The deviance residuals are analogous to the residuals of a linear regression model. In linear regression, the residuals are the differences between the true outcome and the predicted output, whereas the deviance residuals are related to the log-likelihoods of having observed the true outcome, given the predicted probability of that outcome. The deviance residuals are computed by taking the square root of the \(i^{th}\) term of the deviance, with the sign selected to be the sign of (actual - fitted):

$$ d_{i} = \mathrm{sign}(y_{i} - \hat y_{i}) \sqrt{2 \cdot \Big(y_{i} \cdot \mathrm{Ln} \Big(\frac{y_{i}}{\hat y_{i}}\Big) + (1 - y_{i})\cdot \mathrm{Ln}\Big(\frac{1-y_{i}}{1-\hat y_{i}}\Big)\Big)} $$

We can take advantage of a simplification to the deviance residuals expression the same way we did with residual deviance: Multiply the sign of the difference between actual and fitted values by the square root of 2 times the log-likelihood of all observations, then compare with quantiles from pkfit:

# recall that pkfit resulted from calling glm on `PlacekickerData.csv`
# with model specification GOOD ~ DISTANCE + WIND =>
fitted = unname(pkfit$fitted.values)
actual = df$GOOD

# function to compute the log-likelihood
# y  => actual values (1/0)
# pi => fitted probabilities
ll = function(y, pi) {
    return(y * log(pi) + (1 - y) * log(1 - pi))
}

# Deviance residuals definition.
devianceResiduals = function(y, pi) {
    return(sign(y - pi) * sqrt(-2 * ll(y, pi)))
}

devRes = devianceResiduals(y=actual, pi=fitted)

# Call `summary` on devRes.
summary(devRes)
    Min. 1st Qu.  Median    Mean 3rd Qu.    Max. 
-2.7660  0.2353  0.2353  0.1490  0.3706  1.5910 

For comparison, the deviance residuals for pkfit were:

Deviance Residuals: 
    Min       1Q   Median       3Q      Max  
-2.7662   0.2353   0.2353   0.3706   1.5914  

Akaike information criterion (AIC)

A collection of candidate models can be compared, and the selection criteria may be to choose the model with the highest log-likelihood.

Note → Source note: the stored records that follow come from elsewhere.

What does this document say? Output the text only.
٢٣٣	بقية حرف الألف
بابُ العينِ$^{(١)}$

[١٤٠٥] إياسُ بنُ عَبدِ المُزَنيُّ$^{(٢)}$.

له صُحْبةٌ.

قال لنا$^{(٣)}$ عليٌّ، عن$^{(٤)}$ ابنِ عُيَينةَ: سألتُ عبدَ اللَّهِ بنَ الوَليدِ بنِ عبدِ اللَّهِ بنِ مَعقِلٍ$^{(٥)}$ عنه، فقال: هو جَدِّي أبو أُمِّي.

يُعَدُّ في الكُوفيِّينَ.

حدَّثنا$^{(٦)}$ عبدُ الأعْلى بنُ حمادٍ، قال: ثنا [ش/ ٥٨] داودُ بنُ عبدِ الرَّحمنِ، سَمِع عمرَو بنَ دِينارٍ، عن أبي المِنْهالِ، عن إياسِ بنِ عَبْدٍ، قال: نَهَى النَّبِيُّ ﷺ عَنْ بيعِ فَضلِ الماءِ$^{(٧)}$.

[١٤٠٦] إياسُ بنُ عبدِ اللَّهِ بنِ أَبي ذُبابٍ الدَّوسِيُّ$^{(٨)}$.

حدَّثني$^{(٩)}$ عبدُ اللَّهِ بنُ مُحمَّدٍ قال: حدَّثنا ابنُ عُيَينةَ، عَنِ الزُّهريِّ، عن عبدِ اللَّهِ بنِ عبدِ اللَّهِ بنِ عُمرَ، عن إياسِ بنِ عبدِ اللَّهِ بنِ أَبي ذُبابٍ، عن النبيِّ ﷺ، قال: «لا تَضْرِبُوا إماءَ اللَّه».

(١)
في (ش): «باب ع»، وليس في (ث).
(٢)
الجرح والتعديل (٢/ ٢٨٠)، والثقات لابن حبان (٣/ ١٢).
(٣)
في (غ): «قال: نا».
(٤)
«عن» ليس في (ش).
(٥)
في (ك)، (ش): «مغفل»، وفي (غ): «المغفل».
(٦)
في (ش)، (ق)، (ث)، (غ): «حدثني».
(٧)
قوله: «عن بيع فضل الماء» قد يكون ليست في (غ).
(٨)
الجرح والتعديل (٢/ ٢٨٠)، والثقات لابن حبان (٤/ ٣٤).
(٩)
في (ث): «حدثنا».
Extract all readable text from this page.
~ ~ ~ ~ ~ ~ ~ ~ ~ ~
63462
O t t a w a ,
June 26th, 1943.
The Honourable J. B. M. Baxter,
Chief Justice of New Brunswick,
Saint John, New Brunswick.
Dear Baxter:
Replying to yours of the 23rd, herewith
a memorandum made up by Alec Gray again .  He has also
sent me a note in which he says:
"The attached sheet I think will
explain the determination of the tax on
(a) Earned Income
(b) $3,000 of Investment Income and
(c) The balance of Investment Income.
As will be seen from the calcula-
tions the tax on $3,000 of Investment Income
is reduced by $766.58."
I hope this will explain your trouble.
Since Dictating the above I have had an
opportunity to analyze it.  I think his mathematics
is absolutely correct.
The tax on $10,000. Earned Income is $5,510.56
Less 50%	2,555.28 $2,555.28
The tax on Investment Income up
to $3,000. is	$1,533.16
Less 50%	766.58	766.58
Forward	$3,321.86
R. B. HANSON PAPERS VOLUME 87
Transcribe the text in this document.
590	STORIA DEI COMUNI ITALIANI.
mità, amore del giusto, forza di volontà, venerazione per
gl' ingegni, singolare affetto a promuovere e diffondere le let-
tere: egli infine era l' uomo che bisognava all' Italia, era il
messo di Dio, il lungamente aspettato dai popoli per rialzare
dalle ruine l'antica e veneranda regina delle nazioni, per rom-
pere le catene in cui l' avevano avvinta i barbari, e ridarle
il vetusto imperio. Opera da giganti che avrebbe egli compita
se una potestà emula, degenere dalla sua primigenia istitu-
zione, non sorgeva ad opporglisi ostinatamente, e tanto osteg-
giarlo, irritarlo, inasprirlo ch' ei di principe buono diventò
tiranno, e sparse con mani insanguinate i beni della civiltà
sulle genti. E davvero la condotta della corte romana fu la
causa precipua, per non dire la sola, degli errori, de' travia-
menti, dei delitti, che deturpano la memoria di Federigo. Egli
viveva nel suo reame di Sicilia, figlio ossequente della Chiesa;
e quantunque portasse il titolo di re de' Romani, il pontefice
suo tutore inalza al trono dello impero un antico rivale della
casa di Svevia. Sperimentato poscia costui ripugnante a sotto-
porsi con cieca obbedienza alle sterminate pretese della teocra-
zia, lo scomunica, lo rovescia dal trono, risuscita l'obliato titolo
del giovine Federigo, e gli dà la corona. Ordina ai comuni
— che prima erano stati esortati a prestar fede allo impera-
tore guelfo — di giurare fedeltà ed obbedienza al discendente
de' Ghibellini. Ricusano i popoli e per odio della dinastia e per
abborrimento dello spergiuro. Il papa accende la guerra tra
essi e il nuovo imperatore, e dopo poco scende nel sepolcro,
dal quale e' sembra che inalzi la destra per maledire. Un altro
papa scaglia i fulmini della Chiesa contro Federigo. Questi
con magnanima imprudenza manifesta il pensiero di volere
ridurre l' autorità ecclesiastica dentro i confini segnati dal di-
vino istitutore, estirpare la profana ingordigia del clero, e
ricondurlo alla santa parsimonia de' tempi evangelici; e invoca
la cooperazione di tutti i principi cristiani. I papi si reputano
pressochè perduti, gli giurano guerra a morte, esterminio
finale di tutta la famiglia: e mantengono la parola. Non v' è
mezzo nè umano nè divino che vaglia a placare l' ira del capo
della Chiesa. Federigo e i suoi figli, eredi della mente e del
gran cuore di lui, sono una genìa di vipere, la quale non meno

However, the log-likelihood of a model will always increase with the addition of more variables, even if those variables are insignificant and do little to increase the model’s predictive power. The Akaike information criterion, or AIC, is a penalized log-likelihood test that charges a penalty for additional variables. It can be thought of as a measure of the relative quality of a model. When considering one or more models fit to the same dataset, the preferred model is the one with the minimum AIC. AIC is computed as:

$$ AIC = -2l + 2q, $$

where \(l\) is the log-likelihood of the model of interest and \(q\) the number of parameters including the intercept term. The lower the AIC, the better the model:

# recall that pkfit resulted from calling glm on `PlacekickerData.csv`
# with model specification GOOD ~ DISTANCE + WIND =>
fitted = unname(pkfit$fitted.values)
actual = df$GOOD

# function to compute the log-likelihood
# y  => actual values (1/0)
# pi => fitted probabilities
ll = function(y, pi) {
    return(y * log(pi) + (1 - y) * log(1 - pi))
}

# capture number of model coefficients =>
nbr_coeffs = length(pkfit$coefficients) # 3

AIC = -2*ll(y=actual, pi=fitted) + 2 * nbr_coeffs

print(AIC)
# returns 778.5335

AIC for pkfit was 778.53.

Pseudo R-squared

The pseudo R-squared, or generalized R-squared measures how much deviance is explained by the model. It ranges between 0 and 1, with models having a value closer to 1 explaining more of the deviance than a model having a value closer to 0. The expression for pseudo R-squared is:

$$ R^2_{\mathrm{pseudo}} = \frac {l_{min} - l}{l_{min}} = 1 - \frac {deviance_{\mathrm{residual}}}{deviance_{\mathrm{null}}} $$

where \(l_{min}\) is the log-likelihood for the intercept-only model, and \(l\) the log-likelihood of the model of interest:

nullDeviance = pkfit$null.deviance     # 1013.426
residualDeviance = pkfit$deviance      # 772.5335
pseudoRSquared = 1 - (residualDeviance/nullDeviance)

print(pseudoRSquared)
# returns 0.2377013

Our GOOD ~ DISTANCE + WIND model only explains ~24% of the deviance, which means that we haven’t yet identified all the factors that predict whether or not a placekick is made. We should now go back and test the quality of the other explanatory variables, and check if another combination of explanatory variables has preferable goodness of fit characteristics but with improved pseudo R-squared.